Apparently crystalline fructose is produced by allowing the fructose to crystallize from a fructose-enriched corn syrup. (This information is from the sugar website sugar.org) Ah, Whaaaat? That sounds a lot like high fructose corn syrup to me?!

In reading about this ingredient I discovered that crystalline fructose is made from corn just like HFCS and contains 99.5% minimum of fructose assay. That is an even higher percentage of fructose than what makes up High Fructose Corn Syrup (55% fructose). Does that mean that CF is even worse for you than HFCS? Possibly.

And here is the general makeup of this sweetner found on the website fructose.org.

Fructose ≥ 98.0% and £ 102.0%, after drying

Arsenic ≥ 1 mg/kg

Chloride ≥ 0.018%

Glucose ≥ 0.5%

Heavy metals (as Pb) ≤ 5 mg/kg

Hydroxymethylfurfural ≤ 0.1%, dry basis
Lead ≤ 0.1 mg/kg

Loss on drying ≤ 0.5%

Residue on ignition ≤ 0.5%
Sulfate ≤ 0.025%

What? Arsenic you say? Heavy Metals?

Here is what the LA Times said about the downside of Crystalline Fructose…

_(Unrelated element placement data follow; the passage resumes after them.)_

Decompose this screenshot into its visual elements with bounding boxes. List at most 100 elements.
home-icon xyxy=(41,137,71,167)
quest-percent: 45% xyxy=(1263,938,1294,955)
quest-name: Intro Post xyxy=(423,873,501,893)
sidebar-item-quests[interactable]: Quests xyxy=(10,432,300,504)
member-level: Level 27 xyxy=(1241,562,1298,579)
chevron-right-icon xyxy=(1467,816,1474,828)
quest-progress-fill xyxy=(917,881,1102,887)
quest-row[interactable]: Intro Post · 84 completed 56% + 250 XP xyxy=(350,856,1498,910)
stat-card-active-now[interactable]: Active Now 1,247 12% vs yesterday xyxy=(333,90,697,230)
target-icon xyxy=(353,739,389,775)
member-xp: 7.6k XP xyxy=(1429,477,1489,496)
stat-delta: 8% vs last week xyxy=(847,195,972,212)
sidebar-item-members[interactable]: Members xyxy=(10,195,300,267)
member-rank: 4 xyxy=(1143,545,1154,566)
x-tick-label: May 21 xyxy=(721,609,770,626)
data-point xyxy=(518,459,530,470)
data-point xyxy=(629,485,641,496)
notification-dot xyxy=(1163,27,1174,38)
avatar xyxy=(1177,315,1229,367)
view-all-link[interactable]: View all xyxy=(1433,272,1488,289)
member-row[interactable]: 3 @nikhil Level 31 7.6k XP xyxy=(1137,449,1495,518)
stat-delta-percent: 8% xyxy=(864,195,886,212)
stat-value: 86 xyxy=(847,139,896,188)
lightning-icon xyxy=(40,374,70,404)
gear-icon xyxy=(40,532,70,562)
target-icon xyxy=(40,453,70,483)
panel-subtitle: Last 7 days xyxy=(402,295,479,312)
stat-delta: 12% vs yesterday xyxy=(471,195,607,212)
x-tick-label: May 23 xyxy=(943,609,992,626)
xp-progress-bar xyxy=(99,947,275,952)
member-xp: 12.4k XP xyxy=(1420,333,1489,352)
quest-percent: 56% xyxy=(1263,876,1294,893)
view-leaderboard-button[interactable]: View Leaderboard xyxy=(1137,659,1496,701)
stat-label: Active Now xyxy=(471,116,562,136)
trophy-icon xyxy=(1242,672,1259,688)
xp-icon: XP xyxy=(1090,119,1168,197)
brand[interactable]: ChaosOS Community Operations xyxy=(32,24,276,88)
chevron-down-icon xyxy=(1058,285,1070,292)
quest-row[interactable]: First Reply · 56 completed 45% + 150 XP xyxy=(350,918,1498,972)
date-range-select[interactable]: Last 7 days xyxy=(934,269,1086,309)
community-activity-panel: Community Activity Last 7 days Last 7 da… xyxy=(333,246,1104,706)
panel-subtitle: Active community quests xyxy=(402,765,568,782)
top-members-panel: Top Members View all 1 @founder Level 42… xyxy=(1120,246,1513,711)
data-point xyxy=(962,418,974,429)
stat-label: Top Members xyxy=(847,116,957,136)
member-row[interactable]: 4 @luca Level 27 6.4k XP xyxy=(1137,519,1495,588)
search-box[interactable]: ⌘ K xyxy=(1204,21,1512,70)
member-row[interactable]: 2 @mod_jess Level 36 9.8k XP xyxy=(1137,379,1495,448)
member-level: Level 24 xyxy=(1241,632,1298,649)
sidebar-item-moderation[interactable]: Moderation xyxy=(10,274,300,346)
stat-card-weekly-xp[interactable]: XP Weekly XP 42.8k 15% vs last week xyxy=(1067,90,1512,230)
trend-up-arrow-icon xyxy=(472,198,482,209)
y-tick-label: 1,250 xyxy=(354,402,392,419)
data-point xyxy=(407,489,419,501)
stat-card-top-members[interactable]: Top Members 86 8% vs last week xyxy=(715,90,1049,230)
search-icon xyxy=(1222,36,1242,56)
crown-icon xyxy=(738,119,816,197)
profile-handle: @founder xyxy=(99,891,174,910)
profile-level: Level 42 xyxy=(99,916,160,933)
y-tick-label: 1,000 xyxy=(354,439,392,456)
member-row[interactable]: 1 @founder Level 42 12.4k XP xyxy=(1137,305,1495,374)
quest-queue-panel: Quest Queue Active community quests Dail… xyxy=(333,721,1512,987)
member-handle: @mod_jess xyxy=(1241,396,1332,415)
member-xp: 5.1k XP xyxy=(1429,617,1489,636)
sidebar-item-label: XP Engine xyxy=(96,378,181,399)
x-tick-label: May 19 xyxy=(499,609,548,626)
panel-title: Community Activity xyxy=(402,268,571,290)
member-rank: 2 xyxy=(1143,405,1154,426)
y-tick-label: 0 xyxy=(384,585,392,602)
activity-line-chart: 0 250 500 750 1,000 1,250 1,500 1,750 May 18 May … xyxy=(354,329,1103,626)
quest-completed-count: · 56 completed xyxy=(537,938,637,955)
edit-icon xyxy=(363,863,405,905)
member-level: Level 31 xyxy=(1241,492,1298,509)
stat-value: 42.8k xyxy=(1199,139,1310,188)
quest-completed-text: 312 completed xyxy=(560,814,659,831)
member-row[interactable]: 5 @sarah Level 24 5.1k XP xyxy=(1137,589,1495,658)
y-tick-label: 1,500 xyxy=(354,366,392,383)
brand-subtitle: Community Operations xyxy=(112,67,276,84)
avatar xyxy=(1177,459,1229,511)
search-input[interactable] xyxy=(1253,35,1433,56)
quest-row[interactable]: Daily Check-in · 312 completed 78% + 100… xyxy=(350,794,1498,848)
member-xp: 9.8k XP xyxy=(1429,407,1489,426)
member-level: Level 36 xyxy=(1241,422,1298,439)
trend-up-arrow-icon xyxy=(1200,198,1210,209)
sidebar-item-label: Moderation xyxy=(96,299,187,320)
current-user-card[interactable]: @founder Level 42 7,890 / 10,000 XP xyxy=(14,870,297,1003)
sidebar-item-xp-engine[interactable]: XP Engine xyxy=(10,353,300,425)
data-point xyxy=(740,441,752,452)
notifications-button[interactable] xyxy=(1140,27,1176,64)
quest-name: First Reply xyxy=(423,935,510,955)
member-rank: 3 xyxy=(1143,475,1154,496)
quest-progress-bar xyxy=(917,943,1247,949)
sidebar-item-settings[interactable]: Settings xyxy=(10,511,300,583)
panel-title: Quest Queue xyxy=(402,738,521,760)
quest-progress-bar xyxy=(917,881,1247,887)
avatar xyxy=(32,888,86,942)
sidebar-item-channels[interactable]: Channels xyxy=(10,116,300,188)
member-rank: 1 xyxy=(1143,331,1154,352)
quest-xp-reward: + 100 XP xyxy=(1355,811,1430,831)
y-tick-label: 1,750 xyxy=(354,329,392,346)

“A handful of animal and short-term human studies have supported the possibility that fructose could be responsible for obesity, diabetes, and other conditions, says Mary Ellen Camire, professor of food science and nutrition at the University of Maine in Orono, but the theory is still being debated among nutritional scientists. "We need more and better studies," she says.

Consuming pure fructose may have other strikes against it. A 2005 study by researchers at the University of Kansas Medical Center in Kansas City showed that consuming more than 25 grams of fructose a day often causes gastrointestinal distress, including stomach pain and diarrhea. The majority of American adults consumes more than 50 grams daily, mostly through corn syrup added to processed foods and drinks.”


For big companies it seems to be about the bottom line. Money. Greed. These overprocessed sugars are cheap. They store for a long time on the shelf and because they are so ridiculously sweet it doesn’t take much of it to sweeten a product.

I’m convinced. Another reason to get rid of these so-called health foods in pretty packages and eat as many whole, raw, real foods as possible. Foods I can grow = good. Foods filled with ingredients I have to research to find out what they are = bad.